The Silhouette Score measures clustering quality by assessing how well data points fit within their assigned clusters compared to others. Scores range from -1 to 1, with higher values indicating well-separated and cohesive clusters, while lower scores suggest overlapping or incorrect assignments. It balances intra-cluster cohesion with inter-cluster separation, making it valuable for comparing clustering methods and identifying the optimal number of clusters.

4.a. K-Means Clustering¶

The K-Means clustering with K = 6 yields a low Silhouette Score of 0.286, indicating suboptimal clustering performance. This score reflects poor separation between clusters and significant overlaps, resulting in ambiguity in data point assignments.

Upon observing the scatter plot:

  • Some clusters, such as red and purple, appear distinct.
  • Others, like blue, green, yellow and orange, show considerable overlap, suggesting unclear boundaries.
  • Additionally, cluster sizes are uneven, with one cluster (yellow) being disproportionately larger, which may skew the results.

4.b. DBSCAN Clustering¶

The DBSCAN clustering results yield a Silhouette Score of 0.320, which, while slightly higher than the K-Means score, still indicates moderate clustering quality.

From the scatter plot:

  • The red points labeled as cluster -1 represent noise or outliers, effectively identified by DBSCAN—a notable advantage over K-Means.
  • However, the remaining clusters are not entirely well-separated, with overlaps observed among clusters such as green, blue, and yellow.
  • The results highlight the density-based nature of DBSCAN, as smaller, denser clusters (e.g., yellow, purple) are distinguishable, while more spread-out points are marked as noise.

5. Interpretation and Insights¶

5.a. K-Means Clustering Results¶

The Silhouette Score of 0.286 indicates moderate clustering quality, suggesting poor separation and potential overlaps between clusters. While K-Means provides an interpretable solution with six distinct clusters, it assumes spherical shapes and equal variance, which may not apply to the data. Despite these limitations, K-Means is preferred for profiling due to its simpler interpretation and fewer clusters compared to DBSCAN.

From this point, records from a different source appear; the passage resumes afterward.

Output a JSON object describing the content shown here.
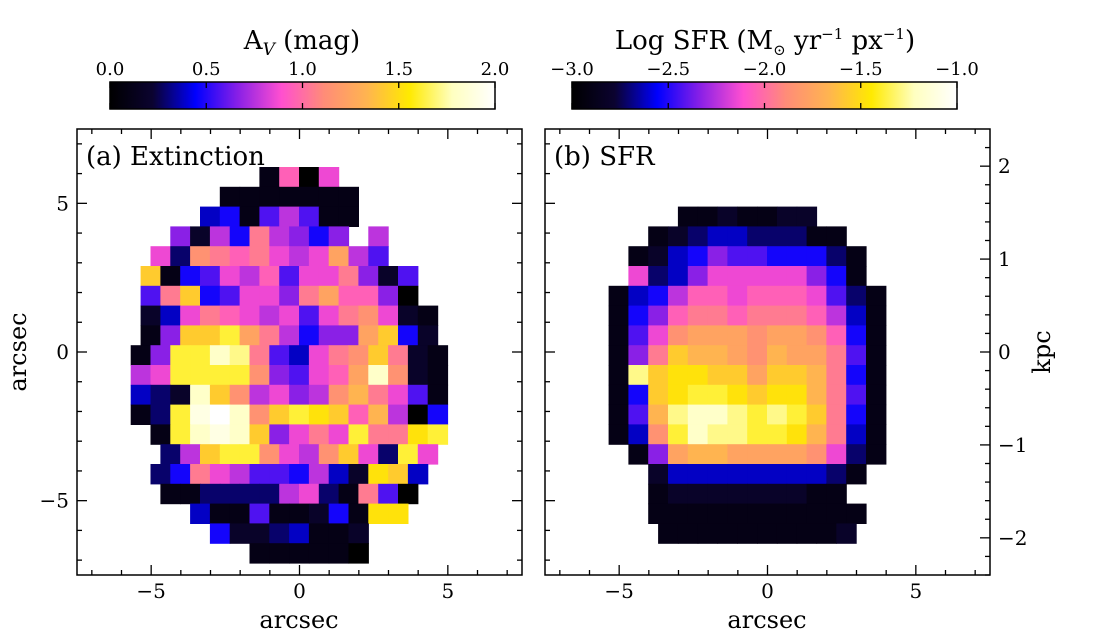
{
  "colors": {
    "background": "#ffffff",
    "axes": "#000000",
    "colormap": [
      "#000000",
      "#0b0330",
      "#0000ff",
      "#8a20e6",
      "#ff4fd0",
      "#ff8c78",
      "#ffb450",
      "#ffea00",
      "#ffffc0",
      "#ffffff"
    ]
  },
  "chart_data": [
    {
      "type": "heatmap",
      "panel_label": "(a) Extinction",
      "colorbar": {
        "title_main": "A",
        "title_sub": "V",
        "title_rest": " (mag)",
        "range": [
          0.0,
          2.0
        ],
        "ticks": [
          0.0,
          0.5,
          1.0,
          1.5,
          2.0
        ],
        "tick_labels": [
          "0.0",
          "0.5",
          "1.0",
          "1.5",
          "2.0"
        ]
      },
      "xlabel": "arcsec",
      "ylabel": "arcsec",
      "xlim": [
        -7.5,
        7.5
      ],
      "ylim": [
        -7.5,
        7.5
      ],
      "x_ticks": [
        -5,
        0,
        5
      ],
      "x_tick_labels": [
        "−5",
        "0",
        "5"
      ],
      "y_ticks": [
        -5,
        0,
        5
      ],
      "y_tick_labels": [
        "−5",
        "0",
        "5"
      ],
      "pixel_size_arcsec": 0.667,
      "grid_origin": [
        -6.0,
        6.33
      ],
      "rows": [
        "      . . . . . . . . . . . . . . . . .     ",
        "      . . . . . . . . . . . . . . . . .     "
      ],
      "cells": [
        "......BKAJ....",
        ".....BBBBBBB....",
        "....EFBGIGBB....",
        "...HCIFLIHFH.I...",
        "..JDMLKLJIJNIG...",
        "..PBFGJIKGJJLHCG..",
        "..GLPFGJJHLNKKHA..",
        "..CEJLKJIJGJLMJCB.",
        "..BHPPRNLIFHHNPFC.",
        "..BHRRTSLGEJLMPLCB.",
        "..IJRRRRMHGJKNTMCB.",
        "..EDCTPMIJHIMOLJGB.",
        "..BDRUVTMPRQPKOIAF.",
        "...BRTUTPHJLJRLLQR.",
        "...DIPRRMJIMPJDRJ.",
        "...DFLJIGGFIECQPE..",
        "....BBDDDDIJDBLGA...",
        ".....EBBGBBCFBQQ...",
        "......FCCDEBBC.....",
        "........BBBBBA....."
      ],
      "nrows": 20
    },
    {
      "type": "heatmap",
      "panel_label": "(b) SFR",
      "colorbar": {
        "title_main": "Log SFR (M",
        "title_sun": "⊙",
        "title_rest": " yr",
        "title_exp1": "−1",
        "title_mid": " px",
        "title_exp2": "−1",
        "title_end": ")",
        "range": [
          -3.0,
          -1.0
        ],
        "ticks": [
          -3.0,
          -2.5,
          -2.0,
          -1.5,
          -1.0
        ],
        "tick_labels": [
          "−3.0",
          "−2.5",
          "−2.0",
          "−1.5",
          "−1.0"
        ]
      },
      "xlabel": "arcsec",
      "ylabel_right": "kpc",
      "xlim": [
        -7.5,
        7.5
      ],
      "x_ticks": [
        -5,
        0,
        5
      ],
      "x_tick_labels": [
        "−5",
        "0",
        "5"
      ],
      "kpc_ticks": [
        2,
        1,
        0,
        -1,
        -2
      ],
      "kpc_tick_labels": [
        "2",
        "1",
        "0",
        "−1",
        "−2"
      ],
      "kpc_per_arcsec": 0.32,
      "cells": [
        "................",
        "................",
        "......BBCBBCC......",
        ".....BCDEEDDDBB.....",
        "....BCEFHGGFFFDB....",
        "....JDEHJJJJJHFB....",
        "...BEFIKKJKKKJGDB...",
        "...BFHKLLKLLLKIEB...",
        "...BGJMNNNMNNMKFB...",
        "...BHLPOONMONNLGB...",
        "...BSPQQPPNPPOLFB...",
        "...BFPQRRQPQQOLGB...",
        "...BGOSTTSRSRPLFB...",
        "...BEMRTSSRRQOLEB...",
        "....BHNOONNNNMJDB...",
        ".....CEEEEEEEEDB....",
        ".....BCCCCCCCBB.....",
        ".....BBBBBBBBBBB....",
        "......BBBBBBBBBC.....",
        "................"
      ],
      "nrows": 20
    }
  ]
}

Let’s use profiling to validate the characteristics of the clusters based on some of the original features:

  • Cluster 0: Composed of fully used cars with manual transmission. This is the largest cluster, primarily consisting of vehicles with lower horsepower and some of the lowest-priced vehicles.
  • Cluster 1: Contains used cars with automatic transmission, typically newer models (lower vehicle age).
  • Cluster 2: Includes all new cars, both manual and automatic, with the second-highest prices in the market.
  • Cluster 3: Comprises fully automatic older cars with the highest mileage and some of the lowest prices. These vehicles take longer to sell.
  • Cluster 4: Mostly consists of fully automatic older cars, featuring the highest horsepower and price range.
  • Cluster 5: Contains older, fully automatic cars with the lowest horsepower, often among the oldest models. These vehicles also take longer to sell.

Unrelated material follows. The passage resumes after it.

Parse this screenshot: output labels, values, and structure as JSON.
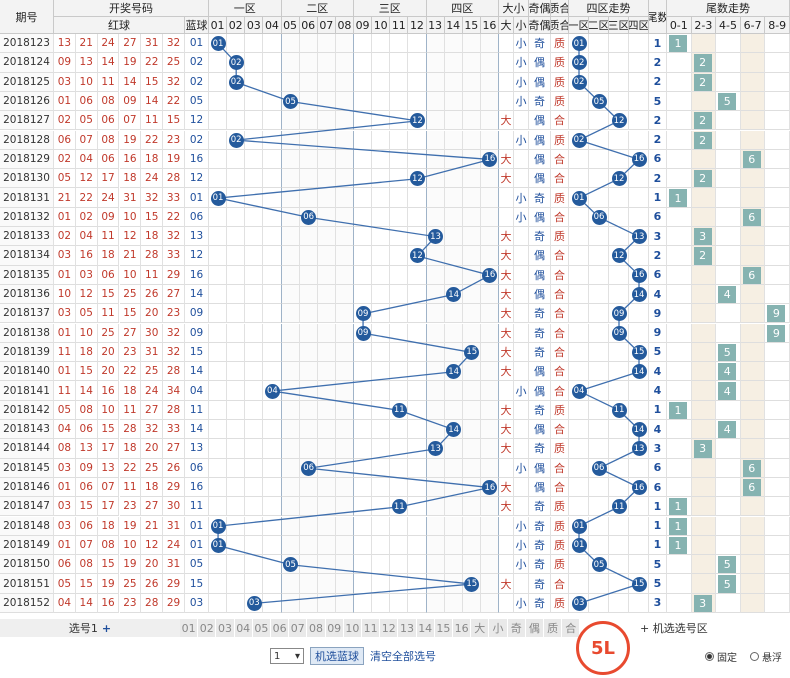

5.b. DBSCAN Clustering Results¶

The DBSCAN clustering results show slightly better performance, with a Silhouette Score of 0.320 compared to 0.286 for K-Means. It effectively identifies noise and outliers, as seen with cluster -1 in the scatter plot. However, the larger number of clusters makes interpretation more challenging and less practical for profiling. While DBSCAN’s density-based approach offers better separation in some areas, it complicates the generation of actionable insights for business purposes.